宋星稔歪头看他,记忆并没有完全断片,他知道自己昨天冲动之下又莽撞地跑了过来。
“几点....咳——”
他说到一半便哑了声,“咳咳”清着嗓子。
付昀祈拿起桌面上那杯早就准备好的凉白开,走近床边递给他。
“谢谢。”宋星稔接过来,囫囵灌了大半杯,那阵干疼的感觉才勉强被凉水压了下去。
“几点了?”声音总算变得正常了些。
付昀祈说:“十点多。”
“没叫我吗?”
“叫什么。”付昀祈说,“你休息就好了。”
....好吧。宋星稔揉揉眉心,看着付昀祈:“我昨天乱说话了吗?”
付昀祈歪了歪头:“你是指什么?”
“....就是莫名其妙的,让人听不懂的话。”他说。
付昀祈安静地想了几秒。
“没有。”他道。
“哦。”那就好。
宋星稔起身想下床,付昀祈怕他还晕乎着站不稳,朝他走近了些。
“要去哪?”付昀祈问。
“......”宋星稔还真不知道要干嘛,被酒精麻痹的脑袋依旧很沉。
“饿吗?你早上没吃东西。”付昀祈问。
宋星稔摇摇头。
“要去洗手间?”
宋星稔想了下,又摇摇头。
两个人对视。
宋星稔:“......”
付昀祈:“......”
最后付昀祈看不下去,盯着宋星稔,不知道在想什么,问:“机票退了吗?”
“什么?”
“你说的,去旅游,机票都买了。”付昀祈提醒。
这一句一下子把宋星稔心脏里的那阵疼痛揪起来了,舌尖似乎还残余着昨晚灌入的苦涩酒液,宋星稔皱起眉头,看着他,不容抗拒地强硬道:“我不退。”
付昀祈挺平静,淡淡道:“嗯,那行。”
“?”
“我跟你走。”
“???”
宋星稔睁大眼睛。
“....什、什么?”
付昀祈注视着他,重复一遍:“我跟你走。”
“你说真的?”宋星稔站起来。
“真的。”付昀祈说。
“你不去律所实习了?”
“不是你说的吗。”付昀祈道,“不用这么着急,往后推一推也没关系的。”
“哦、对,是我说的。”宋星稔有些恍惚。
态度转变过大,宋星稔意外之余竟多了点无措,他看着付昀祈:“你不是哄我吧?”
付昀祈认真地说:“没有,我说的是真的。”
“明天下午四点?”他确认道。
“嗯,四点起飞。”
“去哪里?”
“新疆。”
“?”
付昀祈微愣,随即轻笑出声:“需要躲这么远?”
宋星稔感觉这句话有点怪,但没多想,他理所当然道:“要。”
“因为现在刚好是夏天啊。”
...
宋星稔随意朝行李箱扔了几件衣服。
他在思考自己明天应该怎么去机场,直接拎着行李箱从大门走出去是不是太光明正大了,虽然现在已经没有鹰眼监视他。

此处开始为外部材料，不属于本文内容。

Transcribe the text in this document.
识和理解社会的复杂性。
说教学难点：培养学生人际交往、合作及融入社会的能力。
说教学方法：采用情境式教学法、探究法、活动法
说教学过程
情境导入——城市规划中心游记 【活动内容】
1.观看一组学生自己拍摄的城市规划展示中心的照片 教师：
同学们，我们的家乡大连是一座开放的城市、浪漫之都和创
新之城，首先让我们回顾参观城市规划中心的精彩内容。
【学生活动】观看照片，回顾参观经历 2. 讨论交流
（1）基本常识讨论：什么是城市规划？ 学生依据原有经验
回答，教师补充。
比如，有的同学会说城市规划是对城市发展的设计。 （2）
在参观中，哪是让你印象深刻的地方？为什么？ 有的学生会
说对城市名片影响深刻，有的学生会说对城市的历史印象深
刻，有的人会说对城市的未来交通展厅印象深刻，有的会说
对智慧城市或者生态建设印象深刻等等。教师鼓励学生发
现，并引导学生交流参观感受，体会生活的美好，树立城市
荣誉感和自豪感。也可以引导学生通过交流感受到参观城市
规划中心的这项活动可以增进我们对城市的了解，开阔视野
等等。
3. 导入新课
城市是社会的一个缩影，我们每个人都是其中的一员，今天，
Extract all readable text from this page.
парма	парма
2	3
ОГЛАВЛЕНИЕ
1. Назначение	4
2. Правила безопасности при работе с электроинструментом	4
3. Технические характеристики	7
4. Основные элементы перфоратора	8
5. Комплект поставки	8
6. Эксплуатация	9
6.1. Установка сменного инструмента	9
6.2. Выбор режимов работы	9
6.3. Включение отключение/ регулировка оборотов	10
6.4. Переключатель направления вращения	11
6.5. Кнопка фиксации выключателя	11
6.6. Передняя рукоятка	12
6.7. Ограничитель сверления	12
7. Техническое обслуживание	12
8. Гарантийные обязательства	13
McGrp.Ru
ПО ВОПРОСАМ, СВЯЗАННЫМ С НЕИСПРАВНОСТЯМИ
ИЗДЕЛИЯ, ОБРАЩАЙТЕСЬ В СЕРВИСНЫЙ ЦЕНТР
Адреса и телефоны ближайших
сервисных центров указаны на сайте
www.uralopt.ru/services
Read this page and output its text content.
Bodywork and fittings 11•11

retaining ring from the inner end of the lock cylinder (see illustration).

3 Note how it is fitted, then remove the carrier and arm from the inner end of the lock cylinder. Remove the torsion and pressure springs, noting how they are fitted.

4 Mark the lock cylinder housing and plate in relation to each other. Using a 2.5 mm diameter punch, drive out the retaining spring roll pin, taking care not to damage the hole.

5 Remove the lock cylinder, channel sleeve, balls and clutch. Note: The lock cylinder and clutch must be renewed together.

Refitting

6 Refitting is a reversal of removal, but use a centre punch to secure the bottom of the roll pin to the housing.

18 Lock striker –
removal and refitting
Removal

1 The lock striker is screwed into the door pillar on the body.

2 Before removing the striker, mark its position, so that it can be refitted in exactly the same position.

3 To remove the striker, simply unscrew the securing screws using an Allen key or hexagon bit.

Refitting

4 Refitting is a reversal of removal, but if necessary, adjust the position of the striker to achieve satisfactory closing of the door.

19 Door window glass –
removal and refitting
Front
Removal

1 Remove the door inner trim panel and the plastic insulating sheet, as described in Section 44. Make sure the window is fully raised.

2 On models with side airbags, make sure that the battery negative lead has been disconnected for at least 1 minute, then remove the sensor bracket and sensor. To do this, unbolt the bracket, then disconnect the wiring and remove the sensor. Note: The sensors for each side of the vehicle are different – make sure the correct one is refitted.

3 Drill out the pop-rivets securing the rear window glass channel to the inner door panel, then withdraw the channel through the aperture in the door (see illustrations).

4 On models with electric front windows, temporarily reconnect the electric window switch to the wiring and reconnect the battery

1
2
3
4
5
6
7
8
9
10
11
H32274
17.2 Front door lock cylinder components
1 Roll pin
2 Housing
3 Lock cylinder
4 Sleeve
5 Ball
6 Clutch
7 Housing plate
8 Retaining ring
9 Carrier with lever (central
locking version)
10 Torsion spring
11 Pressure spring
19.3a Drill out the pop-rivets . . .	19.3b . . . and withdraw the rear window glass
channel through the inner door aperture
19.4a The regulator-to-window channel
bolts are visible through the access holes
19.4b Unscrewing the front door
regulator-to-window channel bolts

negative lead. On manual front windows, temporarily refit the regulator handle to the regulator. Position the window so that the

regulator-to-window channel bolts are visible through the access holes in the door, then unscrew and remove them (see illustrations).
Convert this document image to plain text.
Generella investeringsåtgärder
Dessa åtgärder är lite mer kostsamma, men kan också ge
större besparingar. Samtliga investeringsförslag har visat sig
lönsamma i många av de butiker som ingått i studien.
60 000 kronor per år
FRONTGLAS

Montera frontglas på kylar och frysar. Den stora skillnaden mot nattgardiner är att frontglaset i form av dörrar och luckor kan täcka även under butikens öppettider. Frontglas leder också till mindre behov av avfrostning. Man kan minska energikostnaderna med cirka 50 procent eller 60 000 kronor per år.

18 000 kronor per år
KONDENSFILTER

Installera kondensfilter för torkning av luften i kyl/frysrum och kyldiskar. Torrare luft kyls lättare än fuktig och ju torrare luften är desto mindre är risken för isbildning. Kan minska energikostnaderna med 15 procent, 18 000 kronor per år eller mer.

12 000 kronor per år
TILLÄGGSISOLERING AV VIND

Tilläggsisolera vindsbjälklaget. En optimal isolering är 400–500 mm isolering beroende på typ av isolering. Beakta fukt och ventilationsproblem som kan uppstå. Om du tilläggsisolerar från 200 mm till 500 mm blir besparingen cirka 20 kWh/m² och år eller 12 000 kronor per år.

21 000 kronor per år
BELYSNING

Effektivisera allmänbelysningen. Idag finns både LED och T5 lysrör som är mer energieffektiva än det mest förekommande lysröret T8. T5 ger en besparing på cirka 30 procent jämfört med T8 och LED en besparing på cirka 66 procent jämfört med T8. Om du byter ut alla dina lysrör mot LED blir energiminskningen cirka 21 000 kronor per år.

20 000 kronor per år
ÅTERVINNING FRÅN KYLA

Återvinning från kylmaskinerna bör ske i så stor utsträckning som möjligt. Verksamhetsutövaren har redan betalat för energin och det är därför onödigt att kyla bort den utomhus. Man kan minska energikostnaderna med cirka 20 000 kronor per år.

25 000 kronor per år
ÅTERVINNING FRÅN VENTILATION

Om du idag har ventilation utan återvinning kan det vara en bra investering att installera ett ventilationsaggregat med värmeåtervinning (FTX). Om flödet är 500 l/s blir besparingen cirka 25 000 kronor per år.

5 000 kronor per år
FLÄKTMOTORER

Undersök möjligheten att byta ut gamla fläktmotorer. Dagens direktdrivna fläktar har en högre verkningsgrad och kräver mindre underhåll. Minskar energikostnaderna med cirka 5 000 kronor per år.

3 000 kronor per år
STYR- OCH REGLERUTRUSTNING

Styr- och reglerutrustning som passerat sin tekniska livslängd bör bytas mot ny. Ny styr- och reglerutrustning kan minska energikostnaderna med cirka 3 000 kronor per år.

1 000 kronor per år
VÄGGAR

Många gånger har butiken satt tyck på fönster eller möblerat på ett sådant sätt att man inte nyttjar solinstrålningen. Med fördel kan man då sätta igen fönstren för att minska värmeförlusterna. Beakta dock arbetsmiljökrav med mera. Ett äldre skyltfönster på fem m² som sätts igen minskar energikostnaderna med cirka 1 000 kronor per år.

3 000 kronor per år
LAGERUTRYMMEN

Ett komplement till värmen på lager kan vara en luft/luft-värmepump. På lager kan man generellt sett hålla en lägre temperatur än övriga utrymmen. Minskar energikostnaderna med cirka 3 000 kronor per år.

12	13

当然,只是做做样子,他定然不能与付昀祈一同前往,至少当天不行。
所以他还需要苦恼,如何让付昀祈同意独自一人前往。
然而,没想到这么快他就不用纠结了。
当晚,主人公给他打来了电话。
“嗯?”宋星稔发出音节。
“机票可以延后吗?”付昀祈开门见山。
“?”宋星稔一下从床上坐起,“你什么意思?”
不是没哄我吗?不是认真的吗?
“是这样的。”付昀祈温声道,“我明天需要去其他地方...嗯...算是实践学习?”
“实践学习?”宋星稔问,“去哪里?”
“...Z市。”
“这么远?”虽然没有新疆这么远,但这也都快挨到东北了,从这里过去都得横跨两个省。
“是的。”
“为什么突然要去这么远的地方实践学习?”
“律所目前在跨区域代理一项Z市的环境污染案,需要去现场的村庄进行调查走访,采集证据,接手的律师打算携带一位助手前往,他把这个机会给了我。”
宋星稔沉默。
“大概需要三天。”付昀祈说,“等我回来,可以吗?”
好久都没听到回应,付昀祈忽然有些紧张,正当他开口准备再补充些什么时,听见电话那头喃喃:“这不对吧....”
付昀祈喉结滚了滚:“什么?”
宋星稔疑惑地拧起眉头,他没明白,这个剧情走向怎么会突然变动这么大,按照第一时空的规律,付昀祈这一天就是从家里出发,前往搬迁到新开发区的律所进行学习,为什么,这一次会突然多出一个出差的事件线?
“....之前没有这个剧情啊。”宋星稔轻声呢喃。
“....怎么了?”
宋星稔问:“你是什么时候收到这个消息的?今天?”
这次轮到付昀祈沉默。
良久,电话那头才传来耐心的解释,小心翼翼的,像是生怕踩错了什么地方,付昀祈道:“不,我在一个星期前就收到这个消息了。”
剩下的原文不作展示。